Eva led him to a cluttered sitting room, where Ethan sat himself down. He commenced rolling up his muddy trousers, removing his squeaky shoes and wet stockings, and setting his feet on the quilted pad of a sizable divan, where his toes set to wiggling, as he finessed his wilted mustache back into shape.

The room was populated by an upright piano, a pair of balloon-backed chairs upholstered in red velvet, and no less than three curios,
riddled with bric-a-brac ranging from exotic butterflies and souvenir spoons to gleaming silver urns and porcelain gravy boats. It occurred to Ethan that the room’s tumultuous decor was probably not so different from the furniture of Eva’s mind. There was nothing plain about Eva. No tight hair bun could belie the frazzles; no high-necked blouse could button up her spirit.

“All right, Ethan, what are you doing here? The condensed version.”

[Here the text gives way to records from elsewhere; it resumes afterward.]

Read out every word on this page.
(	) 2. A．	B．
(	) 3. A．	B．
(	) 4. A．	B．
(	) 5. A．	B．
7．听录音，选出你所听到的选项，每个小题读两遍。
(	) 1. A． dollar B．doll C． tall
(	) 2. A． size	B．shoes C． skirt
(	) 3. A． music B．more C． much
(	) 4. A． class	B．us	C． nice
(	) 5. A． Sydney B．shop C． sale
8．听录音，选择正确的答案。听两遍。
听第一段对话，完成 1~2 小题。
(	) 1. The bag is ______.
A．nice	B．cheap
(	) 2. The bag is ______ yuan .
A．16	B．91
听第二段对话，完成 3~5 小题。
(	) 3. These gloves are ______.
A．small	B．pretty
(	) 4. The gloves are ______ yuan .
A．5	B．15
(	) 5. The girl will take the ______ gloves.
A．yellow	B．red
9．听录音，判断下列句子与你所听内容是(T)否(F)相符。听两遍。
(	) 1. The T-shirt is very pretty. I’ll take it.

Ethan could not look at her. His eyes sought the clutter all about him and lit upon a little cluster of porcelain figurines arranged in a half circle atop a tasseled runner: a man, a woman, a boy, a dog, and two penguins. “There’s an honest woman in you somewhere, Eva, I just know it.”

“Ha! An honest woman! Really, Ethan, what have you been reading? And just what is an honest woman? One unburdened by initiative? One without opinions, one without—”

“Damn it, I mean it! It’s time to put aside all the rest of it and get serious.”

“The rest of what? The rest of me? The rest of my life? Why is it every time a woman gets serious, she has to set something aside?”

“It’s not like that! I’m not asking you to give anything up. I’m not asking you to come back to Seattle. I want you exactly as you are, not one bit different. I just want to join you, to make a life with you. The life we set out to make when we left Chicago. Be sensible, Eva. You could use a man around here.”

Eva turned toward the window. The rain was coming harder. “Even if that were true, you’re too late. We’ve sold the cows. The brickyard has closed. The opera house sits half finished like a monument to our failure.”

“I don’t mean here. And I don’t mean in town, either. I mean out there.” He gestured vaguely toward the window. “Gads, look at it out there! It’s glorious, it’s endless. It’s up for grabs.” He reached up and grabbed two possibilities out of the air, and closed his fists around them. “Why not us, Eva? You’re a new woman, why not a new life?”

“What do you think
this
is?” she said, clutching her swollen belly with both hands. “How many people do I have to surrender my will to?”

“I’m not asking you to surrender anything, I’m asking you to be a part of something bigger.”